A note for Sarika

Posted: 18/08/2025

Dear Sarika,

We find ourselves in places we don't want to be.

We do things telling ourselves our best intentions but we end up hurting more than we love.

We don't realise that even in silence, others care for you.

You had to live every day as if it was your last. You had no choice. But you never gave up the hope that each day wouldn't be. I remember you told me that life was too short, to worry about things like vanity. Every day for you was to beat the odds, to hope for the next step that would allow you to keep living.

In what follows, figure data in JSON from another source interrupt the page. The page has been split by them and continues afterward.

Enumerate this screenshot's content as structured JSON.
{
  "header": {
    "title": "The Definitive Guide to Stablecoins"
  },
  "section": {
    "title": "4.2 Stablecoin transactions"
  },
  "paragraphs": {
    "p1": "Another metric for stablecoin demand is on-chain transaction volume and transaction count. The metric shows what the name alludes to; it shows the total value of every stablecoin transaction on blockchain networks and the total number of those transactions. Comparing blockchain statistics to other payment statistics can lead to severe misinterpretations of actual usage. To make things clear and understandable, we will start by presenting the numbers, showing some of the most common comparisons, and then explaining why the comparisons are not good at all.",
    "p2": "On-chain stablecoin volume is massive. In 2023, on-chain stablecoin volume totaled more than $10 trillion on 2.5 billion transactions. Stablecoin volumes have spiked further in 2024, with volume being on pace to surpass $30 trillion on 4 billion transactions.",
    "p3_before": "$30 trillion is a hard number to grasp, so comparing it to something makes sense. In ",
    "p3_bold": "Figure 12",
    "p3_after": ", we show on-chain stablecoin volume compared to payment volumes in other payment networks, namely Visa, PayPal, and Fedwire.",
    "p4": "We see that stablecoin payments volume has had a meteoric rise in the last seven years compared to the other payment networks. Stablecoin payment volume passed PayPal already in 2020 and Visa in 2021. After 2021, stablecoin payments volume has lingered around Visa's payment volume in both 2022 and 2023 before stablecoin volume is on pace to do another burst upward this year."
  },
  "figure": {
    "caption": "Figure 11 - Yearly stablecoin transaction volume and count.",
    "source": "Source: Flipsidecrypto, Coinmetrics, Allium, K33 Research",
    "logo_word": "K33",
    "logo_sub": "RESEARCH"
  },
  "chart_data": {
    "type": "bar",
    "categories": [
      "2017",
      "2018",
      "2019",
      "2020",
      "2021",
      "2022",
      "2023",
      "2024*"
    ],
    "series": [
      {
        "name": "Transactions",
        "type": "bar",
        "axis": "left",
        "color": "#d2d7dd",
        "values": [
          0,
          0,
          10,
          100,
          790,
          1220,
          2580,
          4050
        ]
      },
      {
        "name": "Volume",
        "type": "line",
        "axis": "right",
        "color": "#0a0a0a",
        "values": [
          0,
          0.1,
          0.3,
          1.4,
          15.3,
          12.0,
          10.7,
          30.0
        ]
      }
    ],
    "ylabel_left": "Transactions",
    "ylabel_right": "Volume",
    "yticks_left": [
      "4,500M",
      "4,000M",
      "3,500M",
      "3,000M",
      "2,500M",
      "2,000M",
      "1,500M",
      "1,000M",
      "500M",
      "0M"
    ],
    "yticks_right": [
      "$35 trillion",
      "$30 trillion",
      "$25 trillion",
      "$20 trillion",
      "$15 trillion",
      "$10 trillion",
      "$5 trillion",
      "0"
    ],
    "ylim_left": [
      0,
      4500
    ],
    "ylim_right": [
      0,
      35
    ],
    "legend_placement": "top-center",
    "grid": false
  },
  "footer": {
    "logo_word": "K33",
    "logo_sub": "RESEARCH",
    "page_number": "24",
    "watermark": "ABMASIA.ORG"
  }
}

Before you went to hospital for the last time you told me you wanted to live long enough to attend my wedding and meet my children. You wanted to publish Bevan's book and see it be read and enjoyed and played by others. But you were taken away before all of that and I am still coming to terms with that fact, that you will never be able to experience the happiness we could give each other by fulfilling those dreams. Your presence in my life was only for less than a year, but your spirit will keep living with me for my whole lifetime, and I will, one way or another, help you achieve those dreams you shared with me.

Your defiance of what life gave you because of its obscene unfairness is something I thought about every day after you entered hospital that Wednesday a month ago. And I will continue to remember, appreciate, and reciprocate your love and energy to everyone you met and had an impact on, and to more beyond that, because that energy was something that you lived for. I especially appreciate your husband Bevan and your mother for being with you all this time, and our friend Anna for giving us the opportunity to love you. I will remember you, my Indian mother.